For the last couple of months, I was working on a large project in which I needed to use the list of countries in both English and Arabic languages. At first glance, I thought finding this list was going to be easy as it looks like a common problem, right? But unfortunately, it wasn't.
Most of the data I've found weren't organized properly, and it was too hard to extract the necessary data without putting in a huge effort.
I decided to use some API having this data already, but I faced some problems. Most of the APIs provide you with a limited number of requests per month. If you want more requests, you've to pay more and more. Unfortunately, the free ones weren't reliable.
Despite all of that, I had two major problems. The first one, we may have situations in which we want to relate some data to some countries in our database with foreign keys. So, the APIs won't be useful, and I have to store the data in the database. For the second one, all the solutions I've found weren't providing Arabic data.

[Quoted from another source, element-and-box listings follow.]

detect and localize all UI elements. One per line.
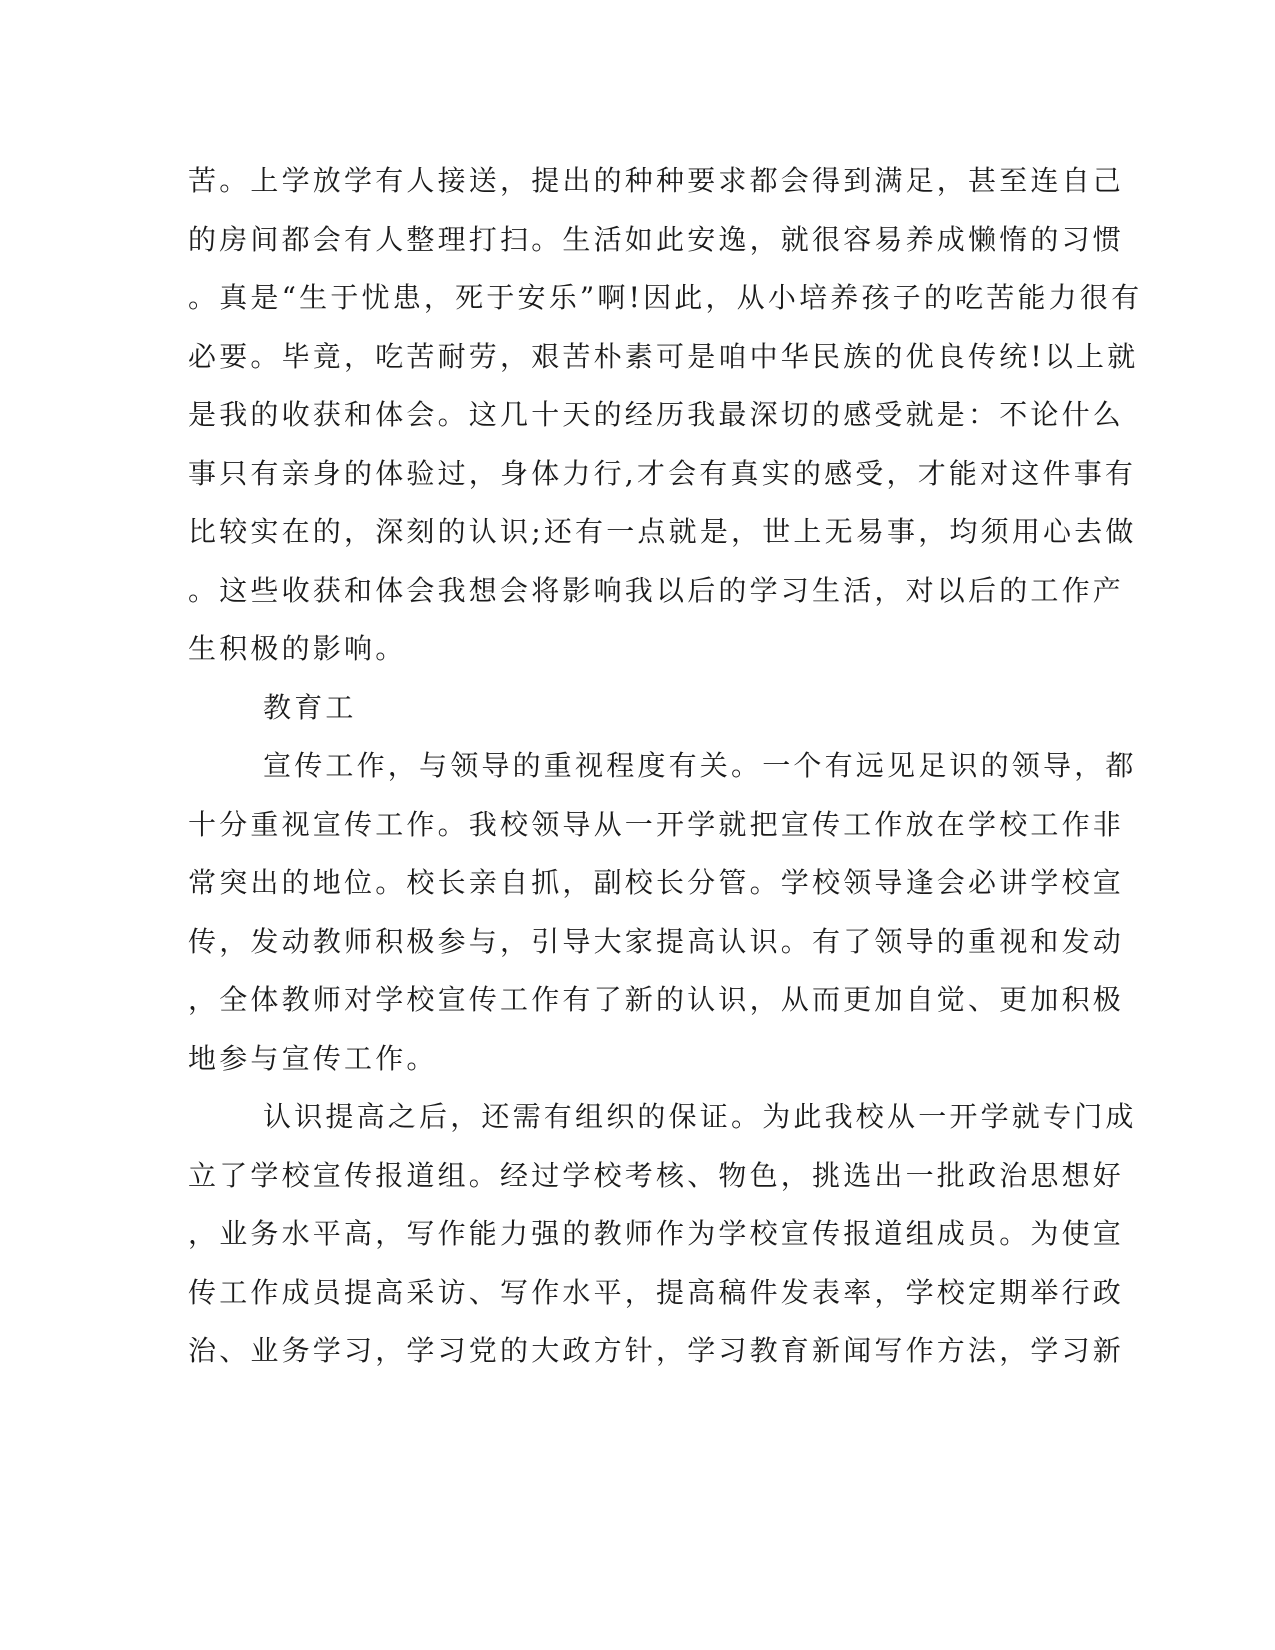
text-line: 宣传工作，与领导的重视程度有关。一个有远见足识的领导，都 — [263, 749, 1137, 782]
text-line: 必要。毕竟，吃苦耐劳，艰苦朴素可是咱中华民族的优良传统!以上就 — [188, 340, 1139, 373]
text-line: 事只有亲身的体验过，身体力行,才会有真实的感受，才能对这件事有 — [188, 457, 1137, 490]
text-line: 常突出的地位。校长亲自抓，副校长分管。学校领导逢会必讲学校宣 — [188, 866, 1125, 899]
text-line: 。这些收获和体会我想会将影响我以后的学习生活，对以后的工作产 — [188, 574, 1125, 607]
text-line: ，全体教师对学校宣传工作有了新的认识，从而更加自觉、更加积极 — [188, 983, 1125, 1016]
text-line: 传工作成员提高采访、写作水平，提高稿件发表率，学校定期举行政 — [188, 1276, 1125, 1309]
text-line: 。真是“生于忧患，死于安乐”啊!因此，从小培养孩子的吃苦能力很有 — [188, 281, 1143, 314]
text-line: 地参与宣传工作。 — [188, 1042, 438, 1075]
text-line: 生积极的影响。 — [188, 632, 407, 665]
text-line: ，业务水平高，写作能力强的教师作为学校宣传报道组成员。为使宣 — [188, 1217, 1125, 1250]
text-line: 立了学校宣传报道组。经过学校考核、物色，挑选出一批政治思想好 — [188, 1159, 1125, 1192]
text-line: 比较实在的，深刻的认识;还有一点就是，世上无易事，均须用心去做 — [188, 515, 1137, 548]
text-line: 的房间都会有人整理打扫。生活如此安逸，就很容易养成懒惰的习惯 — [188, 223, 1125, 256]
text-line: 治、业务学习，学习党的大政方针，学习教育新闻写作方法，学习新 — [188, 1334, 1125, 1367]
text-line: 苦。上学放学有人接送，提出的种种要求都会得到满足，甚至连自己 — [188, 164, 1125, 197]
text-line: 认识提高之后，还需有组织的保证。为此我校从一开学就专门成 — [263, 1100, 1137, 1133]
text-line: 十分重视宣传工作。我校领导从一开学就把宣传工作放在学校工作非 — [188, 808, 1125, 841]
section-heading: 教育工 — [263, 691, 357, 724]
text-line: 是我的收获和体会。这几十天的经历我最深切的感受就是：不论什么 — [188, 398, 1125, 431]
text-line: 传，发动教师积极参与，引导大家提高认识。有了领导的重视和发动 — [188, 925, 1125, 958]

So, I decided to build the data on my own. With the help of GeoNames public data and with some extra effort to translate the data and add extra fields, I created amrsaeedhosny/countries repository on GitHub.
Country Data
Each country has the following data:
- English Name.
- Arabic Name.
- ISO 3166-1 Alpha-2 Code.
- ISO 3166-1 Alpha-3 Code.
- Phone Code.
Available File Formats
The countries data are stored in multiple file formats:
- CSV:
English Name | Arabic Name | Alpha-2 Code | Alpha-3 Code | Phone Code |
---|---|---|---|---|
Egypt | مصر | EG | EGY | 20 |
- JSON:
{
"english_name": "Egypt",
"arabic_name": "مصر",
"alpha2_code": "EG",
"alpha3_code": "EGY",
"phone_code": "20"
}
- SQL:
INSERT INTO COUNTRY (ENGLISH_NAME, ARABIC_NAME, ALPHA2_CODE, ALPHA3_CODE, PHONE_CODE) VALUES('Egypt', 'مصر', 'EG', 'EGY', '20');
Custom File Format
There is also a simple python script that you can use to build your own file format:
import csv
my_file = open("my_file.txt", "w")
with open('countries.csv') as csv_file:
csv_reader = csv.reader(csv_file)
csv_reader.next()
for row in csv_reader:
for column in row:
my_file.write(column + ",")
my_file.write("\n")
my_file.close()
Now the problem has been solved once, and I can use the data easily whenever I need it.
By reaching this, you've to know that you're free to use this data in your own projects. Actually, that was the whole point of this article. So, enjoy!